Os capítulos 6 e 7 tratam do processamento, análise, interpretação e divulgação dos dados, segundo a orientação hermenêutica-dialética. Neles, os pesquisadores demonstram os modos como trataram seus heterogêneos dados de campo, utilizados como eixo de uma argumentação que segue a linha mestra do livro, trazendo para o plano concreto a sofisticada teoria colocada em ação pelos autores. Sempre exemplificando por meio da pesquisa do Programa Cuidar, os autores demonstram as categorias de análise que utilizaram e discutem também problemas práticos enfrentados por todos nós, tais como as dificuldades na digitação do material e na construção e verificação da consistência dos bancos de dados. A construção dos capítulos permite que o investigador experiente reflita sobre suas próprias estratégias de trabalho, e que o jovem pesquisador se oriente com segurança na massa de dados que costuma emergir dos trabalhos de campo, e que nem sempre é utilizada de modo adequado.

O sétimo e último capítulo fala de algo pouco abordado em processos de investigação; discute como estabelecer estratégias de comunicação que divulguem os resultados da pesquisa. Os autores nos lembram que as características e finalidades próprias da pesquisa avaliativa requerem estratégias especiais de divulgação de produtos. Assim, eles exploram as estratégias formais e informais de comunicação dos resultados da pesquisa, assinalando outros modos menos valorizados (ou menos praticados) pelos pesquisadores, como o sumário executivo e as apresentações orais. Preocupam-se também em discutir como elaborá-las de forma resumida e agradável, visando particularmente ao público de gestores que dispõem de pouco tempo para a leitura de volumosos relatórios e que exigem rapidez na tomada de decisões.

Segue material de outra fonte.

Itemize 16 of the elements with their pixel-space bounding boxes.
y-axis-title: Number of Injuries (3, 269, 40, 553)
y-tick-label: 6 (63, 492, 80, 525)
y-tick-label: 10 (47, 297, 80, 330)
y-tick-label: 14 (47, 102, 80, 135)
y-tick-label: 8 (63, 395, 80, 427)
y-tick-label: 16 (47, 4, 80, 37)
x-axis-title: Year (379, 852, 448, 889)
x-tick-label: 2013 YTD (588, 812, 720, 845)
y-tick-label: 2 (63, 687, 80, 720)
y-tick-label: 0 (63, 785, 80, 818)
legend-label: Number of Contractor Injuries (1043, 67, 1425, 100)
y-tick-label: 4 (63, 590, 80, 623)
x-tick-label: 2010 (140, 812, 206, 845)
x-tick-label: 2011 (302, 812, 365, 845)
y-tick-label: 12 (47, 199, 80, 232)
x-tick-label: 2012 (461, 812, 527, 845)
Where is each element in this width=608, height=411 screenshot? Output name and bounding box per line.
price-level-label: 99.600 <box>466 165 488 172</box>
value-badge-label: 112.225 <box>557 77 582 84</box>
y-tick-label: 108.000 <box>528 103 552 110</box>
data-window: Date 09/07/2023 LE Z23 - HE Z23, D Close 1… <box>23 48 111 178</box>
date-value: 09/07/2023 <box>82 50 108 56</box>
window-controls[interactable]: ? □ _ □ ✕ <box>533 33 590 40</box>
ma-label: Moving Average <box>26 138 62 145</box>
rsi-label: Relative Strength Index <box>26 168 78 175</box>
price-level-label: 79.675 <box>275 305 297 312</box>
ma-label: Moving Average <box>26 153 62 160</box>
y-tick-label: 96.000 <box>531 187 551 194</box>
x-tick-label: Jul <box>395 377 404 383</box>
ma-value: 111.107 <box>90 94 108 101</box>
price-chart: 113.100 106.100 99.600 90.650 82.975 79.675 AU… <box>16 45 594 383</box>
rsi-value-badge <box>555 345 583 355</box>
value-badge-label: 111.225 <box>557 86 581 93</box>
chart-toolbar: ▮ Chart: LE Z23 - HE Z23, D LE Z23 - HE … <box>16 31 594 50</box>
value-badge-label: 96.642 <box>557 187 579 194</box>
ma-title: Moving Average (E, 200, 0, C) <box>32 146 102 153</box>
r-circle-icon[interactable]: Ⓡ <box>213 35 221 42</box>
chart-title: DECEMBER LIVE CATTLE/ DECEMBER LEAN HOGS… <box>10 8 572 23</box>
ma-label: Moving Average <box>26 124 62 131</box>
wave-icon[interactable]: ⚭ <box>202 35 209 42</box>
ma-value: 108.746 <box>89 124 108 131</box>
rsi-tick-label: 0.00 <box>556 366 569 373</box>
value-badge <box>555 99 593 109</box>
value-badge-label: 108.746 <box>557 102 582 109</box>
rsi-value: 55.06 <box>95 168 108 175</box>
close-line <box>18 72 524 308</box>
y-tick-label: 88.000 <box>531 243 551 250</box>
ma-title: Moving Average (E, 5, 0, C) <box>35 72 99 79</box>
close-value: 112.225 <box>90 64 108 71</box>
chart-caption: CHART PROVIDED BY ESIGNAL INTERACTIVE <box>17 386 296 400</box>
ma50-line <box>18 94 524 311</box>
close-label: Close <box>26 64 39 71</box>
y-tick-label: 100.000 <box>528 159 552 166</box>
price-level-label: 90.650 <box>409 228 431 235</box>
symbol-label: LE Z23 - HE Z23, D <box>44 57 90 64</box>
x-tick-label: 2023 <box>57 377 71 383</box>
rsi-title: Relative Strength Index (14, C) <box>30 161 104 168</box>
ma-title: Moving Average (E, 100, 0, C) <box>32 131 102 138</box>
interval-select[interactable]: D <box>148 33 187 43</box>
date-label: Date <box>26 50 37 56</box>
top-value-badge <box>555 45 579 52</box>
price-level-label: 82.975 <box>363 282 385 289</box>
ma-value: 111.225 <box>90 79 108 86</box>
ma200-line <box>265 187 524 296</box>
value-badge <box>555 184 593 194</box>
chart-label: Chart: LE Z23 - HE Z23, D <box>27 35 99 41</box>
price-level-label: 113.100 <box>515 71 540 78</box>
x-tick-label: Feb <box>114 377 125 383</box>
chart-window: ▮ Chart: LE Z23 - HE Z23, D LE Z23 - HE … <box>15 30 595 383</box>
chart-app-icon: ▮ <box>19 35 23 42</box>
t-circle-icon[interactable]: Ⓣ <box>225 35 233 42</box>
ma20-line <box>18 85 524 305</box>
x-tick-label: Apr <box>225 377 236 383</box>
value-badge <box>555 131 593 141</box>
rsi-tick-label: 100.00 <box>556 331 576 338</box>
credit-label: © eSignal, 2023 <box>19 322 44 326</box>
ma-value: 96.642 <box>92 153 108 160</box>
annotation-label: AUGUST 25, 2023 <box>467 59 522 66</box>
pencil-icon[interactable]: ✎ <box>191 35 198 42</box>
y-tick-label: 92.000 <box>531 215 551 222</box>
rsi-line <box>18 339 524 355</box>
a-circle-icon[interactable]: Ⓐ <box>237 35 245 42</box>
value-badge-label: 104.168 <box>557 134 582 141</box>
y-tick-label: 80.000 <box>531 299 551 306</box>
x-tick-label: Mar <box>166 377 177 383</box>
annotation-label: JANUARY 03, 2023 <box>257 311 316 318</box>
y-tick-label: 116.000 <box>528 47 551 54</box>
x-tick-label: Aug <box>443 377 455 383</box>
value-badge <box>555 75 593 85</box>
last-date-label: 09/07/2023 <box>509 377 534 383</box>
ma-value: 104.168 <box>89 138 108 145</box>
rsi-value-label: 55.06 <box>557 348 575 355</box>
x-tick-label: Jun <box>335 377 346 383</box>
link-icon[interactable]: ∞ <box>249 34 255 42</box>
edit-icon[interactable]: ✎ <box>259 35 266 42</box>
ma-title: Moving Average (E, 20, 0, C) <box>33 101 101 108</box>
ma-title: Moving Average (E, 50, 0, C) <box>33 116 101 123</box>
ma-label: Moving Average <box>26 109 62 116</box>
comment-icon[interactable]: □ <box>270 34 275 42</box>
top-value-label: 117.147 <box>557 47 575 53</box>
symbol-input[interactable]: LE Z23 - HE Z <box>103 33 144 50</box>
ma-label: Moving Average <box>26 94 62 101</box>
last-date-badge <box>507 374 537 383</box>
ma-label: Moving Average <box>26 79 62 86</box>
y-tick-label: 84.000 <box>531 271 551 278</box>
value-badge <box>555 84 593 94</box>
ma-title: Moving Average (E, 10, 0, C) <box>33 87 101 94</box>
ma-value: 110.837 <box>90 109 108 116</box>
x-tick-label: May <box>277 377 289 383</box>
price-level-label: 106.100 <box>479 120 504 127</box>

A última, mas não menos relevante, questão colocada pelo livro é a necessidade de definir, com clareza, os parâmetros que mostrem como os avaliadores levaram a cabo sua missão. Sendo que essa é uma questão de difícil solução, a propositura dos autores é a apreciação pelos pares, razão pela qual decidiram redigir a obra da maneira aqui descrita, demonstrando os contraditórios caminhos da pesquisa e valorizando o conhecimento já acumulado sobre o assunto, mas sem deixar de explicitar o processo de ensino-aprendizado gerado em experiências multidisciplinares como a pesquisa avaliativa empreendida junto ao Programa Cuidar.

Essa é uma diferença essencial trazida pelo livro, ele permite que o leitor observe ­ em ação ­ o diálogo entre diferentes áreas de saber. Para lograr tal feito os autores trazem até nós uma interessante alternância entre saber e fazer, demonstrando, por um lado, os fundamentos teóricos da pesquisa avaliativa, e por outro, os modos de desenvolvê-los no cotidiano da investigação, expondo os bastidores da difícil construção da interdisciplinaridade. Todos esses motivos conspiram para tornar Avaliação por Triangulação de Métodos: Abordagem de Programas Sociais uma leitura obrigatória para os pesquisadores iniciantes e experientes, e para os demais interessados na produção do saber.